Being Credit Smart: Store Credit Cards
October 29, 2015
Eileen L., Financial Expert
I’m sure you’ve been asked to open a store credit card when shopping. It can seem like a good deal: you can often save 15% on your first purchase with the card. But how do store cards measure up? What happens to your credit when you open a store card?
When I first started researching store cards, there was a lot not to like. I looked at 25 stores in Lansing that offer a store credit card. Almost 85% of the cards had an APR higher than 20%! I’m used to 8.9% APR with my OU Credit Union Platinum Visa, so those numbers seem really high. Even with 15% off my first purchase, would a store card ever be worth it?
A high APR isn’t always a reason to rule out store cards, though. If you pay your balance in full every month, you’ll never pay a finance charge. But you have to consider your spending habits. If you’ll consistently carry a balance on a store card or start spending more than usual at that store, think twice!
What about the effect store cards have on your credit? It's usually quite easy to get approved for a store card. Stores and the banks stores work with want as many people as possible to have their store card. They hope having a card will affect your judgement and you'll spend a lot more money at the store.
But, if you pay attention to your spending and pay your balance in full, store cards can help you build credit. The main way they can do this is by increasing your overall credit limit. Credit company computers calculate your credit score based on a lot of factors. One of them is how much debt you have. This is 30% of your score and includes your loan balances and your credit utilization ratio.

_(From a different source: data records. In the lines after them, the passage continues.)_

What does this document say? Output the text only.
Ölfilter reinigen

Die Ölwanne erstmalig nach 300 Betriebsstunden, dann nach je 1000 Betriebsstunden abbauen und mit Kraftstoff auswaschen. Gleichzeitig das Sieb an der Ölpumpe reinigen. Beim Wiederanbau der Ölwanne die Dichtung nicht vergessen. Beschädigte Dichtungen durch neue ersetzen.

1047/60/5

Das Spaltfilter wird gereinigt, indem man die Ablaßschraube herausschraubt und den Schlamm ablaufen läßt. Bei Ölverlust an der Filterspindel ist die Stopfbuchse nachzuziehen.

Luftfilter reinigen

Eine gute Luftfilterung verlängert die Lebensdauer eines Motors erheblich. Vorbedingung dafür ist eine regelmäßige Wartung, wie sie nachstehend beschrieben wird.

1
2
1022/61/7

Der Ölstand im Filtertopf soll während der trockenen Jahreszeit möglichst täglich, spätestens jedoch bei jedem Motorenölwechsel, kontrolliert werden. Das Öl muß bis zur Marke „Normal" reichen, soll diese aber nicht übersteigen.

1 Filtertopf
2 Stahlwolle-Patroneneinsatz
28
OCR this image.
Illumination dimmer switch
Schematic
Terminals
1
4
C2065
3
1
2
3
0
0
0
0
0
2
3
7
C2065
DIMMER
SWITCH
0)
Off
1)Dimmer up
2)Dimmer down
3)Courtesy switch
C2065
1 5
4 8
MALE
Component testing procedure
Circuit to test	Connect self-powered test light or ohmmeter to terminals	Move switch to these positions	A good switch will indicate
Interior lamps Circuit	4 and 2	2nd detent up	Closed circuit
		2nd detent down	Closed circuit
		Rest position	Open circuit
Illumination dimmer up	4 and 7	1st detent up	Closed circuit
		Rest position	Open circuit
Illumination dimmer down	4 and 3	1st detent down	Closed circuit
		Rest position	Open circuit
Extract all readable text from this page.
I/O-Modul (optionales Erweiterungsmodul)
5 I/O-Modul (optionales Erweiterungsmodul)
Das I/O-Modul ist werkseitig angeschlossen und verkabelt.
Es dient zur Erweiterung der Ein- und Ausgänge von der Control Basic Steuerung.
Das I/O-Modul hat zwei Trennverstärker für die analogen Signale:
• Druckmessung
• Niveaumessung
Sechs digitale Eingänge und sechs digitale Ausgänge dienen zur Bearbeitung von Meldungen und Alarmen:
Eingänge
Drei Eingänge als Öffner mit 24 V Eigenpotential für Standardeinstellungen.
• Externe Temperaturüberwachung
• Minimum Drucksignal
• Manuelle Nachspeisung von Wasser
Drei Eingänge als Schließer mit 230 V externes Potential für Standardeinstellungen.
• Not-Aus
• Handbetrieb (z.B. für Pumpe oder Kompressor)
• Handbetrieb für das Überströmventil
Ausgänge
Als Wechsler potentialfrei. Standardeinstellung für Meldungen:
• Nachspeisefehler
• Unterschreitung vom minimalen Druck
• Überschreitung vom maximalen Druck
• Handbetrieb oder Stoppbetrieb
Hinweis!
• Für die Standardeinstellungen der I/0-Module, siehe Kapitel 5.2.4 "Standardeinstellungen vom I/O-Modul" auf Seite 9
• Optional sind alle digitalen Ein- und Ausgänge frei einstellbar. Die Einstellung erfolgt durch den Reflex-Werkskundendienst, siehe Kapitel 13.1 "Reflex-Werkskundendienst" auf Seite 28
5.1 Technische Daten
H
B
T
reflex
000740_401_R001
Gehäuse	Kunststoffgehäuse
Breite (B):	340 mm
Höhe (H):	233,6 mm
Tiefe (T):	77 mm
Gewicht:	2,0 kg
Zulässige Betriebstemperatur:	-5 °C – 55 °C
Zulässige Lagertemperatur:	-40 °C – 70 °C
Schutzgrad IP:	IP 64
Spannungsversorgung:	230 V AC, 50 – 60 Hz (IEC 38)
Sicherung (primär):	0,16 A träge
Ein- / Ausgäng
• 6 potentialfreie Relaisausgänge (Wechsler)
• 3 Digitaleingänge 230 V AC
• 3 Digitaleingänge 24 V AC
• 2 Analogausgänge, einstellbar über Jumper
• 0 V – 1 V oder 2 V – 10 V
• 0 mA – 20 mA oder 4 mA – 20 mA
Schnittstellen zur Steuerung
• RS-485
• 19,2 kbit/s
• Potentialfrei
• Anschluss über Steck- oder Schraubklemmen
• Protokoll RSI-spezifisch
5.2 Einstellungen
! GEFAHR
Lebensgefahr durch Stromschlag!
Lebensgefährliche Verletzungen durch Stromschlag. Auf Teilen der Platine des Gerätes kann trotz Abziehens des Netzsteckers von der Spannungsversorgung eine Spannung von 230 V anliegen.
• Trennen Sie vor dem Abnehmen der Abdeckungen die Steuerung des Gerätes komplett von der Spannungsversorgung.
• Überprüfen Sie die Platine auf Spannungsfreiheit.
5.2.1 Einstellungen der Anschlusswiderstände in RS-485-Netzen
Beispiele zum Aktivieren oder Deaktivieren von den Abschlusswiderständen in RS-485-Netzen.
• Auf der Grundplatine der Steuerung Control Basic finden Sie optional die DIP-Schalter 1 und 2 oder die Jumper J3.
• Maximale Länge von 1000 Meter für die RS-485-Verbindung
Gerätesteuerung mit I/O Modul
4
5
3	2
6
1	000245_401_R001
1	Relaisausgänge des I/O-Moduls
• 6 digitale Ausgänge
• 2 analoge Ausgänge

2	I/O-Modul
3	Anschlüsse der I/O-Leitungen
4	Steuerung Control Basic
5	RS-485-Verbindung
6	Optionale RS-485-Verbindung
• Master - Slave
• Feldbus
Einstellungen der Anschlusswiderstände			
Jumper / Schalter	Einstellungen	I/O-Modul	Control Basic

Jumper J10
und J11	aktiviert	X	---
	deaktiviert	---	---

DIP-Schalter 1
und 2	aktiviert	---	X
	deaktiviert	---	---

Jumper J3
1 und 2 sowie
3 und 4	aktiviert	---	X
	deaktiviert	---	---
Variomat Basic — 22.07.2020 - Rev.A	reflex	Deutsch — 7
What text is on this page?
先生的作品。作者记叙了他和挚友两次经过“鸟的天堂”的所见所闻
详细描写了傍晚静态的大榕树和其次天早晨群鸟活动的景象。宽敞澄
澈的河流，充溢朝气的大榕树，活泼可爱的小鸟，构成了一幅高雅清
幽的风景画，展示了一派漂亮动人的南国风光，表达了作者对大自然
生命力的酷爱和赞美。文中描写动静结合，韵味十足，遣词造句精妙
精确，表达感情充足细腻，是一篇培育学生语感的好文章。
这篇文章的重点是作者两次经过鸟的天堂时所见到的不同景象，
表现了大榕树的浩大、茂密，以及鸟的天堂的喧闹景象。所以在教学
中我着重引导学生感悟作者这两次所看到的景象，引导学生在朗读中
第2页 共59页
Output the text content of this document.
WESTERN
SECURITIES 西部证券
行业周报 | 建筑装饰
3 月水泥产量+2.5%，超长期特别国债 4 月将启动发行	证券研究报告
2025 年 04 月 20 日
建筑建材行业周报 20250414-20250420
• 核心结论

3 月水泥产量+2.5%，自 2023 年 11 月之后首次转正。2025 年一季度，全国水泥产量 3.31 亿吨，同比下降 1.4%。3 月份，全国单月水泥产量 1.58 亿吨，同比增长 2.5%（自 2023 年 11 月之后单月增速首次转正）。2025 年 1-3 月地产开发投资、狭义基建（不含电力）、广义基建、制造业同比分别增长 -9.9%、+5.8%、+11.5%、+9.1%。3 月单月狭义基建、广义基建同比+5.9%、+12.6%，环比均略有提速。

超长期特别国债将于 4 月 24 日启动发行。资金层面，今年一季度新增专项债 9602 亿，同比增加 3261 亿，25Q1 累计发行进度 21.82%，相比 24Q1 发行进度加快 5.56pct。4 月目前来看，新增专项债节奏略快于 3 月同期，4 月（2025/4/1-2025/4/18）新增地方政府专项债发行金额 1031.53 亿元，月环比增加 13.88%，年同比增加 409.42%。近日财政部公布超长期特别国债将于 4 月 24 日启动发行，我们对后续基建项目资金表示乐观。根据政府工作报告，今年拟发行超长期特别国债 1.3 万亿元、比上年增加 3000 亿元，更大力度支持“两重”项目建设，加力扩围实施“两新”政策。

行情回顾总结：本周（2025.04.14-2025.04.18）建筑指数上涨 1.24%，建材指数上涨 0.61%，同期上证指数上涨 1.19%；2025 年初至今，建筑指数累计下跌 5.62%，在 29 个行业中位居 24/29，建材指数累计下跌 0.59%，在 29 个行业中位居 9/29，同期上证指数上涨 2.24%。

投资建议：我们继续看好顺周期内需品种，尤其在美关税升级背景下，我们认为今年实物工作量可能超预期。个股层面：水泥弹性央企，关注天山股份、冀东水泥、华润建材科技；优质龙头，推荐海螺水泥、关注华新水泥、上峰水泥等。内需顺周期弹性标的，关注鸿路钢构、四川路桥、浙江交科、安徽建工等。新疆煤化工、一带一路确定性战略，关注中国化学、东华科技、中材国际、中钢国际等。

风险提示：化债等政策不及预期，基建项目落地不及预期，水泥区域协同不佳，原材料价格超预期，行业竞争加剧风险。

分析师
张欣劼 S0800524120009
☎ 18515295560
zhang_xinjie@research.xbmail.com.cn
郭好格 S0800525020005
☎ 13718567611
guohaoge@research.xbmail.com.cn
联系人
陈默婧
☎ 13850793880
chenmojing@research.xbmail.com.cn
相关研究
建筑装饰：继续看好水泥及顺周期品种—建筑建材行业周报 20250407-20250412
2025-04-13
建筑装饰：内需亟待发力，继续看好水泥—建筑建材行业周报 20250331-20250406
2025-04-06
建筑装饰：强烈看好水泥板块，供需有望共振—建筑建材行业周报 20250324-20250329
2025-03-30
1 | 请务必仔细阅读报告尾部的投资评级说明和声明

A store card might be a good secondary credit card to decrease your credit utilization ratio. Remember this only works if you don't overuse your store card. If your overall credit limit is twice as high but you spend twice as much, your credit utilization ratio won't change!
Opening a new credit card affects your credit in other ways. It changes the average age of your credit accounts (15% of your score). And it shows that you are opening new accounts (10% of your score). Opening a new card can negatively affect these parts of your score. To avoid a potential hit to your score, you can ask your primary financial institution to increase the limit on current credit card.
Like every other form of credit, a store card can be a good choice if you use it wisely. Make sure you think about your spending habits and the potential effect on your credit score before applying for a card at the checkout.